2回めの抗癌剤
左のリンパを手術しているので、傷をつけられない。なので注射も右腕にしか点滴用の注射の針をさせない。上の方から血管を探していって、失敗すると少しずつ下に下る。だいたい失敗されて、いつも手首だ。親指の付け根のことろで、とても痛い。
血管が細い人は首の中にポートと呼ばれるものを入れる、血管とつながっていて、そこに抗癌剤など注入する。毎回血管を探さなくても良いように。
腕に刺した管をつけっぱなしの人もいる。胸のチューブが不愉快だったので、私はそれは嫌だと言った。毎回痛い思いをするけれど、しょうがない。
大体1時には終わる。まず点滴。 11時頃からアドレアマイシン、12時から1時までシクロフォスミド。今日も鼻の奥がツーンと痛くなった。海で鼻から水が入った感じだ。
その夜は全然眠れなかった。 まだ吐き気は来ていなかった。翌日も新しい薬が効いて吐き気はゼロだった。これは嬉しい。
親友に電話をした。ひさしぶりの大きな明るい声に元気をもらった。とってもうれしかった。
シャワーをすると両方の手のひらに、指に、髪が絡みつく。背中をシャワーのお湯とともに流れていく。わかっていたけれどやはり悲しかった。これから抜け続けていくのだろう。
夫が病院に白血球を増やす注射を取りに行った。抗がん剤中は血液中の白血球が減少する。そうすると免疫力が下がり、少しの菌でも感染するのだ。この週者を抗癌剤の後10本打つ。
抗癌剤は全部で8回したので、この頃お腹に80本注射をしたことになる。
今回は吐き気はないが具合が悪くずっと横になっている。
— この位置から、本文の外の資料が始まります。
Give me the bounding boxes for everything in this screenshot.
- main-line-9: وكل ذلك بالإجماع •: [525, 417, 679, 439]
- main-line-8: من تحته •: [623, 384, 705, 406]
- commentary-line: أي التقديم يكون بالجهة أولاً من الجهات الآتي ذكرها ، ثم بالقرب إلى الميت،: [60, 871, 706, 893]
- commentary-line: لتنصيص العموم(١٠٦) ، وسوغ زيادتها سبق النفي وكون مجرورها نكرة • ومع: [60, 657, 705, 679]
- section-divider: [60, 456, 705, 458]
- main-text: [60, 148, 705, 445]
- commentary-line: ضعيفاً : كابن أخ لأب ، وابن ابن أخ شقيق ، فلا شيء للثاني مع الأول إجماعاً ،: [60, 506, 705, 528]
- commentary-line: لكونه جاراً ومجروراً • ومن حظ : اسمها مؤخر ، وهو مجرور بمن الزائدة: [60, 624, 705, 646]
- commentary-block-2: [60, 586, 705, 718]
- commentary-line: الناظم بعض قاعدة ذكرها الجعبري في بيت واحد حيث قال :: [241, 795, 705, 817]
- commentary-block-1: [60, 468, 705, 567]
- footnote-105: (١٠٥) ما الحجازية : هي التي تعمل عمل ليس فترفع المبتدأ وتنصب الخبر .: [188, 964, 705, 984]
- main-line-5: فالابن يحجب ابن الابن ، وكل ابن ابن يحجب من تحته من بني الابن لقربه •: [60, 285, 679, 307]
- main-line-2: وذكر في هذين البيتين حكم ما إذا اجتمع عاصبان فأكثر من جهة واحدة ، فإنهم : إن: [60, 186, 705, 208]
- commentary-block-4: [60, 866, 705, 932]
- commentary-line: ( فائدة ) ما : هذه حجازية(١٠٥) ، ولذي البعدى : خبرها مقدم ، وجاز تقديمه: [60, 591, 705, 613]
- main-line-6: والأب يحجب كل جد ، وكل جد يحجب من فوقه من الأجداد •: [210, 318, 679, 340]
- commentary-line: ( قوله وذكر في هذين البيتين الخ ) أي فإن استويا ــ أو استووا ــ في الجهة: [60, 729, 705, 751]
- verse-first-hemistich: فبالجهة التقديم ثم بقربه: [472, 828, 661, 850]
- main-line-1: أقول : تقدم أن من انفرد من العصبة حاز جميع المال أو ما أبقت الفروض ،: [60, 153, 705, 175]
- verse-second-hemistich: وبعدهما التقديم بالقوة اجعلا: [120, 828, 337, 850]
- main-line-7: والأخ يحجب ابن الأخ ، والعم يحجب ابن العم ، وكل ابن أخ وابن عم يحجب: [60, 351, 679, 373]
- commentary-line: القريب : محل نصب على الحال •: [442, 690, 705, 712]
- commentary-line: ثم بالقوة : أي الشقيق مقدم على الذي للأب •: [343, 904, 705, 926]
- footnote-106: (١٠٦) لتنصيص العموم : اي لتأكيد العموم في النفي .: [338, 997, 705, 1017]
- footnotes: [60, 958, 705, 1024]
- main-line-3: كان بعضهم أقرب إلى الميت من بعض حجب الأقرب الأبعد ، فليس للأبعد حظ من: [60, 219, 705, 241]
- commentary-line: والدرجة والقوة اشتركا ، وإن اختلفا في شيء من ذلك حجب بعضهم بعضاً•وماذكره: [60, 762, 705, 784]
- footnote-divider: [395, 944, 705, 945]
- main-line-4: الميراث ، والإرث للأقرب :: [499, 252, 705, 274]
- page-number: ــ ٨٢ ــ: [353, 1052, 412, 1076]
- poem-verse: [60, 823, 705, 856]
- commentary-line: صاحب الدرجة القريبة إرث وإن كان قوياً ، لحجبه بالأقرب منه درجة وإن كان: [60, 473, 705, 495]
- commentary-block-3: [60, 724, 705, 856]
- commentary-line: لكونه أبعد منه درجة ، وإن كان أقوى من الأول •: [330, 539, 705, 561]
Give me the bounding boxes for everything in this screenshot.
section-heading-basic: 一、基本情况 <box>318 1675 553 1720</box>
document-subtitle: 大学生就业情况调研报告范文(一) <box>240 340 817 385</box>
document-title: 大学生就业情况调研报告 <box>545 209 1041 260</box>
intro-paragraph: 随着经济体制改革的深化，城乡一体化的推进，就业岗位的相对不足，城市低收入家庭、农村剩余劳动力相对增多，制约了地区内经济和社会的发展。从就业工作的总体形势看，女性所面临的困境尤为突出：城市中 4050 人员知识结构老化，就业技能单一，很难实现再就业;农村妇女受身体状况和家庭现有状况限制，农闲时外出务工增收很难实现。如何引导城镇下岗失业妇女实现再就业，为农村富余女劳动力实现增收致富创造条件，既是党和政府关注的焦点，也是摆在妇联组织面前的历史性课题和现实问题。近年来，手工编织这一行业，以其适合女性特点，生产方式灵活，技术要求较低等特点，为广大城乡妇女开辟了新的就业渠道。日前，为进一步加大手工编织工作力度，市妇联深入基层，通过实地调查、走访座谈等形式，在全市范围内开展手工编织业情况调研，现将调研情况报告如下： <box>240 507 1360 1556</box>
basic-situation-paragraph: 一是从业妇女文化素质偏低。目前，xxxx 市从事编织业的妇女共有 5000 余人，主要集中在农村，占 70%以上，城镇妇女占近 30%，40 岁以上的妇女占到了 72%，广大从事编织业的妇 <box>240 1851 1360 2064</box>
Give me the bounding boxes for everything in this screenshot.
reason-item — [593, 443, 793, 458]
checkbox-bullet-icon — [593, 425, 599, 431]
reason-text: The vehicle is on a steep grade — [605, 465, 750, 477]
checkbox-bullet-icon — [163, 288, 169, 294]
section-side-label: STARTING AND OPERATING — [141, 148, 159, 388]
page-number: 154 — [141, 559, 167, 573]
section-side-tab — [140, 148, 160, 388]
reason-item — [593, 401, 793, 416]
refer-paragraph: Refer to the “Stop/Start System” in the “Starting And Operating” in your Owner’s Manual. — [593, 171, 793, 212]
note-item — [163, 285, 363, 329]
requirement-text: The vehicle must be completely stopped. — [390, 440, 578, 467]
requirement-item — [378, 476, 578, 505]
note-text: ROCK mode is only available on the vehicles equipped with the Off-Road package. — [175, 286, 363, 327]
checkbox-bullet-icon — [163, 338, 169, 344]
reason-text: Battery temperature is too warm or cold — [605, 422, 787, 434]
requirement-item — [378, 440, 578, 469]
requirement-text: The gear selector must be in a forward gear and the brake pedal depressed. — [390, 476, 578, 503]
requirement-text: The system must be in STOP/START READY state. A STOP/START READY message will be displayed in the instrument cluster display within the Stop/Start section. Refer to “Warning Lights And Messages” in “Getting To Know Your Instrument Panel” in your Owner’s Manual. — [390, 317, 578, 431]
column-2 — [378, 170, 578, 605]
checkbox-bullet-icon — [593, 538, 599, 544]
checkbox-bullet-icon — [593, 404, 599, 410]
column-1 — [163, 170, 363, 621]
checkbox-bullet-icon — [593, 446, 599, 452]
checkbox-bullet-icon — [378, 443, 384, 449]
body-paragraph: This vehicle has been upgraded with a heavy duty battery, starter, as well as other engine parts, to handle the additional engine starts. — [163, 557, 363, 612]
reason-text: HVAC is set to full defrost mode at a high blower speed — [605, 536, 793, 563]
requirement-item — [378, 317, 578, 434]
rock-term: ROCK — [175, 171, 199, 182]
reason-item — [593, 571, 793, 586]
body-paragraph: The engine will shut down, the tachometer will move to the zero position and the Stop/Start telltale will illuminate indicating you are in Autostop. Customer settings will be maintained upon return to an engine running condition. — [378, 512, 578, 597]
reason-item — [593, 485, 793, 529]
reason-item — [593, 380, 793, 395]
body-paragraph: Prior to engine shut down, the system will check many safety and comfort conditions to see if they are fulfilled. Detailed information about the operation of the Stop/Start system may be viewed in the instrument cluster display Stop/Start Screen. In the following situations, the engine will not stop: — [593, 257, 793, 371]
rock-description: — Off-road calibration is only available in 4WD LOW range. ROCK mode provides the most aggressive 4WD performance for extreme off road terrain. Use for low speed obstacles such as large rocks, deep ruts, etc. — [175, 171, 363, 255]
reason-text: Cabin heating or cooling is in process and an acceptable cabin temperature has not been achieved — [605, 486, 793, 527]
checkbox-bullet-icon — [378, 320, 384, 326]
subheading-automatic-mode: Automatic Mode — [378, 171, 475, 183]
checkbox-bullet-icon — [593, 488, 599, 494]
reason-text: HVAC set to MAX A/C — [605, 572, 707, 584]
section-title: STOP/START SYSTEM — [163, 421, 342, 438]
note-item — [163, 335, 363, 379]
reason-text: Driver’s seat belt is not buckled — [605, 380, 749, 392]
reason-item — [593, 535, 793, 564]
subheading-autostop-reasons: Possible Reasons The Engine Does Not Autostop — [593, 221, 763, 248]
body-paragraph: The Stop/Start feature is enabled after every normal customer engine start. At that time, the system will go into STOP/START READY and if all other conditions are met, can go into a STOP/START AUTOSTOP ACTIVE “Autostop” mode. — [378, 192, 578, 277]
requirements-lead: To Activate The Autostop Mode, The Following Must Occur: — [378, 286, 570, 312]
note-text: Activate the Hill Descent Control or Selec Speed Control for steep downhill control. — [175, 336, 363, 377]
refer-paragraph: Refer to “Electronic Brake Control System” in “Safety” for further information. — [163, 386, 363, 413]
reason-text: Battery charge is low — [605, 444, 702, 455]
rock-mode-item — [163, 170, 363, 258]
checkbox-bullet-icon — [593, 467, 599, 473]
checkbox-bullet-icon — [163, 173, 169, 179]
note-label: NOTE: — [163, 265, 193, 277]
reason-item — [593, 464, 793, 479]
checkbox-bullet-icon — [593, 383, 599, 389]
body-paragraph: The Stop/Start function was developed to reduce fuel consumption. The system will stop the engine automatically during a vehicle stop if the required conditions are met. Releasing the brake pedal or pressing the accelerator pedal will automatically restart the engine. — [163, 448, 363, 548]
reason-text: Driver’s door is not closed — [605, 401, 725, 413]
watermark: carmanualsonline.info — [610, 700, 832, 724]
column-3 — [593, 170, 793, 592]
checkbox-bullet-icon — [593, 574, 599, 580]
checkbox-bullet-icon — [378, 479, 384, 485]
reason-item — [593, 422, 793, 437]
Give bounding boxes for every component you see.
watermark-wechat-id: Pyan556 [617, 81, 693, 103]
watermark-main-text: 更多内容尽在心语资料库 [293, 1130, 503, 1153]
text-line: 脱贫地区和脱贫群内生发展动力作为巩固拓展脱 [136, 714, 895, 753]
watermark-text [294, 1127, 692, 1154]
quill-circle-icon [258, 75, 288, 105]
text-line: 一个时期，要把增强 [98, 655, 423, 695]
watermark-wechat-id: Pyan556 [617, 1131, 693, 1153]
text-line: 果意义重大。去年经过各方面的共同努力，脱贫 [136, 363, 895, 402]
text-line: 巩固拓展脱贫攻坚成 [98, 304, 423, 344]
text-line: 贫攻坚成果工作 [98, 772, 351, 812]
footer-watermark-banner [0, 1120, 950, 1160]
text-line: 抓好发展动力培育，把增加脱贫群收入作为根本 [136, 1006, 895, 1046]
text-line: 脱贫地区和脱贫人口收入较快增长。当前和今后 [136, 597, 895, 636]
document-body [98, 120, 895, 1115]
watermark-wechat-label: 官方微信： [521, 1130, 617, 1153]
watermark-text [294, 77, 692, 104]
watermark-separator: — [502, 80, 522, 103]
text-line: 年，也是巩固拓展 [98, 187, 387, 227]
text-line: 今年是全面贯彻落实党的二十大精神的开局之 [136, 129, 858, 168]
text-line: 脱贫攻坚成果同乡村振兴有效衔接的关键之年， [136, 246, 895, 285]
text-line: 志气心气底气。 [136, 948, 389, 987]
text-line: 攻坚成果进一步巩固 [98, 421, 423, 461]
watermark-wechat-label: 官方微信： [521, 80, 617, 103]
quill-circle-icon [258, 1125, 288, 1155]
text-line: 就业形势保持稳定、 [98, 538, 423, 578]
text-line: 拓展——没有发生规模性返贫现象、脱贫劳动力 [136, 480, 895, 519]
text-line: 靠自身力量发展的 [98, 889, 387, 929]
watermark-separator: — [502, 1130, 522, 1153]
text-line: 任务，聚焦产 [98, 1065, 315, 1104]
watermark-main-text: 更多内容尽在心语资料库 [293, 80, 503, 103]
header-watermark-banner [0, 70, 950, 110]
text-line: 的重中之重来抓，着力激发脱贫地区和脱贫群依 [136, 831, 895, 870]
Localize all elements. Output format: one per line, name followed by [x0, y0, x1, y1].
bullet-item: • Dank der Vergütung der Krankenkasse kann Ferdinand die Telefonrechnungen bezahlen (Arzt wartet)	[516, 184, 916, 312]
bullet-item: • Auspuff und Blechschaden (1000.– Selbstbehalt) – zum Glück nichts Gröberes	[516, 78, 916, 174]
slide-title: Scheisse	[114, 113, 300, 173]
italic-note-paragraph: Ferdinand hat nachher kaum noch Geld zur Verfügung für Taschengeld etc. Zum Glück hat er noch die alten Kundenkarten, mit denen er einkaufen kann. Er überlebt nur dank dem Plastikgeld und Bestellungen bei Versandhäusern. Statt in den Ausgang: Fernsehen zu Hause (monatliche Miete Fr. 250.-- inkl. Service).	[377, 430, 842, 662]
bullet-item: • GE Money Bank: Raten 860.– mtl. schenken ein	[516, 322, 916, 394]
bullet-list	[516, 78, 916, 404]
精神的にも落ち込んで涙がぼろぼろ流れる。
夫と息子が日本に行くのがとても不安だ。離れたくない。
食欲が全く無いのに顔が丸くなってくる。この頃素麺とつゆにしょうがをすり下ろしたものが一番食べやすかった。 水も変な味なのでスプライトをガブガブ飲む。
夫がお腹に注射をしてくれたが痛かった。これを毎日自分でするのかと思うと悲しくなる。
後数日で日本へ行ってしまう夫と息子。3週間弱で帰ってくるけれど、とても不安で寂しい。
そして2回めの抗癌剤から5日目。
バラバラとものすごく髪が抜け始める。 あまりにもまばらになったので、コットンのターバン風の帽子を被る。それを見て息子は泣き始めた。
夕食後、髪の毛を全部そってしまった。 夫に手伝ってもらった。
毎日抜け続けるよりは良いと思ったけれど、やはり涙がボロボロ止まらなかった。
鏡に写った顔はおじさんのようだ。 それなのに夫は
「かわいいね、生まれたてのベイビーみたいだよ」と言ってくれる。やさしい人だ。
「うそつき」と笑い、そしてもっと涙がこぼれた。
「じゃあ、僕も剃るよ、一緒だよ」と自分の髪の毛も剃ってしまった。
その優しさに言葉では言えない大きな愛情と絆を感じた。これから日本へ行ったり、トレーニングもあるのに。一瞬の躊躇もなくバリカンで髪をそってしまった。
その気持ちに答えたい。絶対に元気になりたいと思った。